Problem Statement:
You are given an array, you need to delete the element at nums[i] to earn num[i].
But after every delete, you have to delete all the elements that are equal to num[i] – 1 or num[i] + 1.
You need to return the max sum.
Example
Input: nums = [4,5,3]
Output: 8
First delete 5, so you have to delete 4. Till now earned 5 points.
Then delete 3, you earn “5 + 3 = 8” points.
Solution
This solution can be solved by using DP.
For that we will first see the recurrance relation.

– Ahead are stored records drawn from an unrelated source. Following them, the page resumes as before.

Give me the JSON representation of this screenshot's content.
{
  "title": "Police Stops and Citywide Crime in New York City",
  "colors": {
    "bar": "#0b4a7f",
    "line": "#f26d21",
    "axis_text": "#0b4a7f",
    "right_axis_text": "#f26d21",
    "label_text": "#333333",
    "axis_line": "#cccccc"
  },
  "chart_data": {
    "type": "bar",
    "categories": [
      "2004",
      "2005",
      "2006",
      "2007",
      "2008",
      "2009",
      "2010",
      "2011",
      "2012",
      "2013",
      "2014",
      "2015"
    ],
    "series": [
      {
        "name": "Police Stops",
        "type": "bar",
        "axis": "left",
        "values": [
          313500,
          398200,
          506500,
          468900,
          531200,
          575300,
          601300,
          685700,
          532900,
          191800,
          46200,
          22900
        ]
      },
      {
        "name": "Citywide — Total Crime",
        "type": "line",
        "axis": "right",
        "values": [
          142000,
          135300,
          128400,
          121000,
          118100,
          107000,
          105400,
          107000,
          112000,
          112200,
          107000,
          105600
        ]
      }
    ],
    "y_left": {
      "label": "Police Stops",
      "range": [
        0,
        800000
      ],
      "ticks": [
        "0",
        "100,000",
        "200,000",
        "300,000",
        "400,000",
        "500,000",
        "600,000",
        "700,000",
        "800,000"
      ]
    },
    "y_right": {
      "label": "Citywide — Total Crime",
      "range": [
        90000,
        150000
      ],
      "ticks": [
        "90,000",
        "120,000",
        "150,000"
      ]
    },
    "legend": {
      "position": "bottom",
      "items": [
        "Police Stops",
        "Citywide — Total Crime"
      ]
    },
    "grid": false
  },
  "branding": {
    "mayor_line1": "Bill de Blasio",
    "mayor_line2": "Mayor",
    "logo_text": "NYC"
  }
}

Once we form the recurrance relation, it will be easy to perform DP.
This problem can be reduced to house robber problem.
If we understand the problem carefully, then we can deduce below points.
If we take nums[i] then,
we can take all the copies
we cannot take any copies of nums[i-1] and nums[i+1]
So to reduce the problem to house robber problem we can store the occurance of each number in a frequency array and then apply the logic of house robber on the frequency array.
Example: nums = {2, 2, 2, 3, 3, 4, 5, 5}
freq_array = {0, 0, 3, 2, 1, 2}
Below is the solution for Bottom Up approach
Solution in C++
#include <algorithm>
#include <iostream>
#include <string>
#include <queue>
#include <vector>
#include <unordered_set>
#include <list>
using namespace std;
int delete_and_earn_bottom_up(vector<int>& nums)
{
if(nums.size()==0)
return 0;
std::vector<int> freq_arr(10001,0); // frequency of numbers from 1 to 10000
for(int i:nums){
++freq_arr[i];
}
std::vector<int> dp(freq_arr.size()+1,0);
dp[1]=freq_arr[1]*1;
for(int i=2;i<=10000;++i)
{
// at dp[i] we have 2 choices
// either take the ith value and take dp[i-2]
// or you can choose dp[i-1]
// then we need to take the max of both the values
dp[i]=std::max(dp[i-1],freq_arr[i]*i+dp[i-2]);
}
return dp[10000];
}
int main(int argc, char const *argv[])
{
vector<int> nums = {2, 2, 3, 3, 3, 4};
cout<<"The max sum after delete is "<< delete_and_earn_bottom_up(nums)<<endl;
return 0;
}
Output:
The max sum after delete is 9